InfluxDB queries, a guide

I've been playing with InfluxDB lately. One of the problems I'm facing is getting what I need out of it. Which means exploring the query language. The documentation needs some polishing in spots, so I may submit a PR to it once I get something worked up. But until then, enjoy some googlebait about how the SELECT syntax works, and what you can do with it.

Rule 1: Never, ever put a WHERE condition that involves 'value'. Value is not indexed. Doing so will cause table-scans, and for a database that can legitimately contain over a billion rows, that's bad. Don't do it.
Rule 2: No joins.

With that out of the way, have some progressively more complex queries to explain how the heck this all works!


Return a list of values.

Dump everything in a measurement, going back as far as you have data. You almost never want to do this

SELECT value FROM site_hits

The one exception to this rule, is if you're pulling out something like an event stream, where events are encoded as tags-values.

SELECT event_text, value FROM eventstream

Return a list of values from a measurement, with given tags.

One of the features of InfluxDB, is that you can tag values in a measurement. These function like extra fields in a database row, but you still can't join on them. The syntax for this should not be surprising.

SELECT value FROM site_hits WHERE webapp = 'api' AND environment = 'prod'

Return a list of values from a measurement, with given tags that match a regex.

Yes, you can use regexes in your WHERE clauses.

SELECT value FROM site_hits WHERE webapp =~ /^api_[a-z]*/ AND environment = 'prod'


That's cool and all, but the real power of InfluxDB comes with the aggregation functions and grouping. This is what allows you to learn what the max value was for a given measurement over the past 30 minutes, and other useful things. These yield time-series that can be turned into nice charts.

Return a list of values, grouped by application

This is the first example of GROUP BY, and isn't one you'll probably ever need to use. This will emit multiple time-series.

SELECT value FROM site_hits where webapp =~ /^api_[a-z]*/ AND environment = 'prod' GROUP BY webapp

Return a list of values, grouped by time into 10 minute buckets

When using time for a GROUP BY value, you must provide an aggregation function! This will add together all of the hits in the 10 minute bucket into a single value, returning a time-stream of 10 minute buckets of hits.

SELECT sum(value) FROM site_hits WHERE webapp =~ /^api_[a-z]*/ AND environment = 'prod' GROUP BY time(10m)

Return a list of values, grouped by both web-server and time into 10 minute buckets

This does the same thing as the previous, but will yield multiple time-series. Some graphing packages will helpfully chart multiple lines based on this single query. Handy, especially if servername changes on a daily basis as new nodes are added and removed.

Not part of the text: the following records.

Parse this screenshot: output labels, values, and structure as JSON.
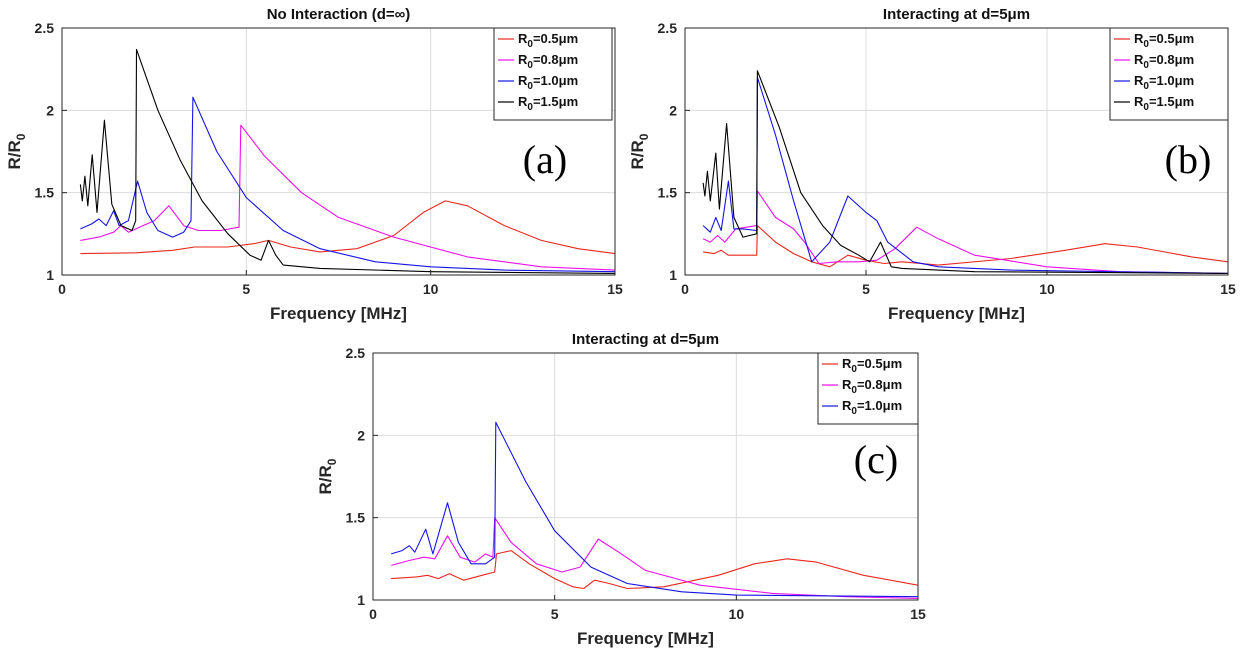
{
  "chart_data": [
    {
      "type": "line",
      "panel_label": "(a)",
      "title": "No Interaction (d=∞)",
      "xlabel": "Frequency [MHz]",
      "ylabel_main": "R/R",
      "ylabel_sub": "0",
      "xlim": [
        0,
        15
      ],
      "ylim": [
        1,
        2.5
      ],
      "xticks": [
        0,
        5,
        10,
        15
      ],
      "yticks": [
        1,
        1.5,
        2,
        2.5
      ],
      "legend_position": "top-right",
      "series": [
        {
          "name": "R₀=0.5μm",
          "legend_main": "R",
          "legend_sub": "0",
          "legend_rest": "=0.5μm",
          "color": "#e8281e",
          "points": [
            [
              0.5,
              1.13
            ],
            [
              2,
              1.135
            ],
            [
              3,
              1.15
            ],
            [
              3.6,
              1.17
            ],
            [
              4.5,
              1.17
            ],
            [
              5.2,
              1.19
            ],
            [
              5.6,
              1.21
            ],
            [
              6.2,
              1.17
            ],
            [
              7,
              1.14
            ],
            [
              8,
              1.16
            ],
            [
              9,
              1.24
            ],
            [
              9.8,
              1.38
            ],
            [
              10.4,
              1.45
            ],
            [
              11,
              1.42
            ],
            [
              12,
              1.3
            ],
            [
              13,
              1.21
            ],
            [
              14,
              1.16
            ],
            [
              15,
              1.13
            ]
          ]
        },
        {
          "name": "R₀=0.8μm",
          "legend_main": "R",
          "legend_sub": "0",
          "legend_rest": "=0.8μm",
          "color": "#ee10ee",
          "points": [
            [
              0.5,
              1.21
            ],
            [
              1,
              1.23
            ],
            [
              1.4,
              1.26
            ],
            [
              1.6,
              1.3
            ],
            [
              1.8,
              1.26
            ],
            [
              2.2,
              1.3
            ],
            [
              2.5,
              1.33
            ],
            [
              2.9,
              1.42
            ],
            [
              3.3,
              1.3
            ],
            [
              3.7,
              1.27
            ],
            [
              4.3,
              1.27
            ],
            [
              4.8,
              1.29
            ],
            [
              4.85,
              1.91
            ],
            [
              5.5,
              1.72
            ],
            [
              6.5,
              1.5
            ],
            [
              7.5,
              1.35
            ],
            [
              9,
              1.23
            ],
            [
              11,
              1.11
            ],
            [
              13,
              1.05
            ],
            [
              15,
              1.03
            ]
          ]
        },
        {
          "name": "R₀=1.0μm",
          "legend_main": "R",
          "legend_sub": "0",
          "legend_rest": "=1.0μm",
          "color": "#1414e6",
          "points": [
            [
              0.5,
              1.28
            ],
            [
              0.8,
              1.31
            ],
            [
              1.0,
              1.34
            ],
            [
              1.2,
              1.3
            ],
            [
              1.4,
              1.39
            ],
            [
              1.55,
              1.3
            ],
            [
              1.8,
              1.33
            ],
            [
              2.05,
              1.57
            ],
            [
              2.3,
              1.38
            ],
            [
              2.6,
              1.27
            ],
            [
              3.0,
              1.23
            ],
            [
              3.3,
              1.26
            ],
            [
              3.5,
              1.33
            ],
            [
              3.55,
              2.08
            ],
            [
              4.2,
              1.75
            ],
            [
              5,
              1.47
            ],
            [
              6,
              1.27
            ],
            [
              7,
              1.16
            ],
            [
              8.5,
              1.08
            ],
            [
              10,
              1.05
            ],
            [
              12,
              1.03
            ],
            [
              15,
              1.02
            ]
          ]
        },
        {
          "name": "R₀=1.5μm",
          "legend_main": "R",
          "legend_sub": "0",
          "legend_rest": "=1.5μm",
          "color": "#000000",
          "points": [
            [
              0.5,
              1.55
            ],
            [
              0.55,
              1.45
            ],
            [
              0.62,
              1.6
            ],
            [
              0.7,
              1.42
            ],
            [
              0.82,
              1.73
            ],
            [
              0.95,
              1.38
            ],
            [
              1.15,
              1.94
            ],
            [
              1.35,
              1.43
            ],
            [
              1.6,
              1.3
            ],
            [
              1.9,
              1.27
            ],
            [
              2.0,
              1.33
            ],
            [
              2.02,
              2.37
            ],
            [
              2.6,
              2.0
            ],
            [
              3.2,
              1.7
            ],
            [
              3.8,
              1.45
            ],
            [
              4.5,
              1.25
            ],
            [
              5.1,
              1.12
            ],
            [
              5.4,
              1.09
            ],
            [
              5.6,
              1.21
            ],
            [
              5.8,
              1.12
            ],
            [
              6.0,
              1.06
            ],
            [
              7,
              1.04
            ],
            [
              10,
              1.02
            ],
            [
              15,
              1.01
            ]
          ]
        }
      ]
    },
    {
      "type": "line",
      "panel_label": "(b)",
      "title": "Interacting at d=5μm",
      "xlabel": "Frequency [MHz]",
      "ylabel_main": "R/R",
      "ylabel_sub": "0",
      "xlim": [
        0,
        15
      ],
      "ylim": [
        1,
        2.5
      ],
      "xticks": [
        0,
        5,
        10,
        15
      ],
      "yticks": [
        1,
        1.5,
        2,
        2.5
      ],
      "legend_position": "top-right",
      "series": [
        {
          "name": "R₀=0.5μm",
          "legend_main": "R",
          "legend_sub": "0",
          "legend_rest": "=0.5μm",
          "color": "#e8281e",
          "points": [
            [
              0.5,
              1.14
            ],
            [
              0.8,
              1.13
            ],
            [
              1.0,
              1.15
            ],
            [
              1.2,
              1.12
            ],
            [
              1.6,
              1.12
            ],
            [
              1.98,
              1.12
            ],
            [
              2.0,
              1.3
            ],
            [
              2.5,
              1.2
            ],
            [
              3,
              1.13
            ],
            [
              3.5,
              1.08
            ],
            [
              4,
              1.05
            ],
            [
              4.5,
              1.12
            ],
            [
              5,
              1.09
            ],
            [
              5.5,
              1.07
            ],
            [
              6,
              1.08
            ],
            [
              7,
              1.06
            ],
            [
              9,
              1.1
            ],
            [
              10.5,
              1.15
            ],
            [
              11.6,
              1.19
            ],
            [
              12.5,
              1.17
            ],
            [
              14,
              1.11
            ],
            [
              15,
              1.08
            ]
          ]
        },
        {
          "name": "R₀=0.8μm",
          "legend_main": "R",
          "legend_sub": "0",
          "legend_rest": "=0.8μm",
          "color": "#ee10ee",
          "points": [
            [
              0.5,
              1.22
            ],
            [
              0.7,
              1.2
            ],
            [
              0.9,
              1.24
            ],
            [
              1.1,
              1.2
            ],
            [
              1.4,
              1.28
            ],
            [
              1.98,
              1.3
            ],
            [
              2.0,
              1.51
            ],
            [
              2.5,
              1.35
            ],
            [
              3.0,
              1.28
            ],
            [
              3.3,
              1.2
            ],
            [
              3.7,
              1.07
            ],
            [
              4.2,
              1.08
            ],
            [
              4.8,
              1.08
            ],
            [
              5.3,
              1.09
            ],
            [
              5.8,
              1.16
            ],
            [
              6.4,
              1.29
            ],
            [
              7,
              1.22
            ],
            [
              8,
              1.12
            ],
            [
              10,
              1.05
            ],
            [
              12,
              1.02
            ],
            [
              15,
              1.01
            ]
          ]
        },
        {
          "name": "R₀=1.0μm",
          "legend_main": "R",
          "legend_sub": "0",
          "legend_rest": "=1.0μm",
          "color": "#1414e6",
          "points": [
            [
              0.5,
              1.3
            ],
            [
              0.7,
              1.26
            ],
            [
              0.85,
              1.35
            ],
            [
              1.0,
              1.27
            ],
            [
              1.2,
              1.57
            ],
            [
              1.35,
              1.28
            ],
            [
              1.6,
              1.28
            ],
            [
              1.98,
              1.27
            ],
            [
              2.0,
              2.2
            ],
            [
              2.5,
              1.85
            ],
            [
              3.0,
              1.45
            ],
            [
              3.5,
              1.08
            ],
            [
              4.0,
              1.2
            ],
            [
              4.5,
              1.48
            ],
            [
              5.0,
              1.38
            ],
            [
              5.3,
              1.33
            ],
            [
              5.6,
              1.2
            ],
            [
              6.3,
              1.08
            ],
            [
              7,
              1.05
            ],
            [
              9,
              1.03
            ],
            [
              15,
              1.01
            ]
          ]
        },
        {
          "name": "R₀=1.5μm",
          "legend_main": "R",
          "legend_sub": "0",
          "legend_rest": "=1.5μm",
          "color": "#000000",
          "points": [
            [
              0.5,
              1.56
            ],
            [
              0.55,
              1.48
            ],
            [
              0.62,
              1.63
            ],
            [
              0.7,
              1.45
            ],
            [
              0.85,
              1.74
            ],
            [
              0.95,
              1.4
            ],
            [
              1.15,
              1.92
            ],
            [
              1.35,
              1.35
            ],
            [
              1.6,
              1.23
            ],
            [
              1.98,
              1.25
            ],
            [
              2.0,
              2.24
            ],
            [
              2.6,
              1.9
            ],
            [
              3.2,
              1.5
            ],
            [
              3.8,
              1.3
            ],
            [
              4.3,
              1.18
            ],
            [
              4.8,
              1.12
            ],
            [
              5.1,
              1.08
            ],
            [
              5.4,
              1.2
            ],
            [
              5.7,
              1.05
            ],
            [
              6,
              1.04
            ],
            [
              8,
              1.02
            ],
            [
              15,
              1.01
            ]
          ]
        }
      ]
    },
    {
      "type": "line",
      "panel_label": "(c)",
      "title": "Interacting at d=5μm",
      "xlabel": "Frequency [MHz]",
      "ylabel_main": "R/R",
      "ylabel_sub": "0",
      "xlim": [
        0,
        15
      ],
      "ylim": [
        1,
        2.5
      ],
      "xticks": [
        0,
        5,
        10,
        15
      ],
      "yticks": [
        1,
        1.5,
        2,
        2.5
      ],
      "legend_position": "top-right",
      "series": [
        {
          "name": "R₀=0.5μm",
          "legend_main": "R",
          "legend_sub": "0",
          "legend_rest": "=0.5μm",
          "color": "#e8281e",
          "points": [
            [
              0.5,
              1.13
            ],
            [
              1.2,
              1.14
            ],
            [
              1.5,
              1.15
            ],
            [
              1.8,
              1.13
            ],
            [
              2.1,
              1.16
            ],
            [
              2.5,
              1.12
            ],
            [
              3.0,
              1.15
            ],
            [
              3.35,
              1.17
            ],
            [
              3.4,
              1.28
            ],
            [
              3.8,
              1.3
            ],
            [
              4.3,
              1.22
            ],
            [
              5.0,
              1.13
            ],
            [
              5.5,
              1.08
            ],
            [
              5.8,
              1.07
            ],
            [
              6.1,
              1.12
            ],
            [
              6.5,
              1.1
            ],
            [
              7,
              1.07
            ],
            [
              8,
              1.08
            ],
            [
              9.5,
              1.15
            ],
            [
              10.5,
              1.22
            ],
            [
              11.4,
              1.25
            ],
            [
              12.2,
              1.23
            ],
            [
              13.5,
              1.15
            ],
            [
              15,
              1.09
            ]
          ]
        },
        {
          "name": "R₀=0.8μm",
          "legend_main": "R",
          "legend_sub": "0",
          "legend_rest": "=0.8μm",
          "color": "#ee10ee",
          "points": [
            [
              0.5,
              1.21
            ],
            [
              1.0,
              1.24
            ],
            [
              1.4,
              1.26
            ],
            [
              1.7,
              1.25
            ],
            [
              2.05,
              1.39
            ],
            [
              2.4,
              1.26
            ],
            [
              2.8,
              1.23
            ],
            [
              3.1,
              1.28
            ],
            [
              3.3,
              1.26
            ],
            [
              3.35,
              1.5
            ],
            [
              3.8,
              1.35
            ],
            [
              4.5,
              1.22
            ],
            [
              5.2,
              1.17
            ],
            [
              5.7,
              1.2
            ],
            [
              6.2,
              1.37
            ],
            [
              6.7,
              1.3
            ],
            [
              7.5,
              1.18
            ],
            [
              9,
              1.09
            ],
            [
              11,
              1.04
            ],
            [
              13,
              1.02
            ],
            [
              15,
              1.01
            ]
          ]
        },
        {
          "name": "R₀=1.0μm",
          "legend_main": "R",
          "legend_sub": "0",
          "legend_rest": "=1.0μm",
          "color": "#1414e6",
          "points": [
            [
              0.5,
              1.28
            ],
            [
              0.8,
              1.3
            ],
            [
              1.0,
              1.33
            ],
            [
              1.15,
              1.29
            ],
            [
              1.45,
              1.43
            ],
            [
              1.65,
              1.28
            ],
            [
              2.05,
              1.59
            ],
            [
              2.35,
              1.35
            ],
            [
              2.7,
              1.22
            ],
            [
              3.1,
              1.22
            ],
            [
              3.35,
              1.26
            ],
            [
              3.38,
              2.08
            ],
            [
              4.2,
              1.72
            ],
            [
              5,
              1.42
            ],
            [
              6,
              1.2
            ],
            [
              7,
              1.1
            ],
            [
              8.5,
              1.05
            ],
            [
              10,
              1.03
            ],
            [
              15,
              1.02
            ]
          ]
        }
      ]
    }
  ]
}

SELECT sum(value) FROM site_hits WHERE webapp =~ /^api_[a-z]*/ AND environment = 'prod' GROUP BY time(10m), servername

Return a list of values, grouped by time into 10 minute buckets, for data receive in the last 24 hours.

This adds a time-based condition to the WHERE clause. To keep the line shorter, we're not going to group on servername.

SELECT sum(value) FROM site_hits WHERE webapp =~ /^api_[a-z]*/ AND environment = 'prod' AND time > now() - 24h GROUP BY time(10m)


There is one more trick InfluxDB can do, and this isn't documented very well. InfluxDB can partition data in a database into retention policies. There is a default retention policy on each database, and if you don't specify a retention-policy to query from, you are querying the default. All of the above examples are querying the default retention-policy.

By using continuous queries you can populate other retention policies with data from the default policy. Perhaps your default policy keeps data for 6 weeks at 10 second granularity, but you want to keep another policy for 1 minute granularity for six months, and another policy for 10 minute granularity for two years. These queries allow you to do that.

Querying data from a non-default retention policy is done like this:

Return 14 weeks of hits to API-type webapps, in 1 hour buckets

SELECT sum(value) FROM "6month".site_hits WHERE webapp =~ /api_[a-z]*/ AND environment = 'prod' AND time > now() - 14w GROUP BY time(1h)

The same could be done for "18month", if that policy was on the server.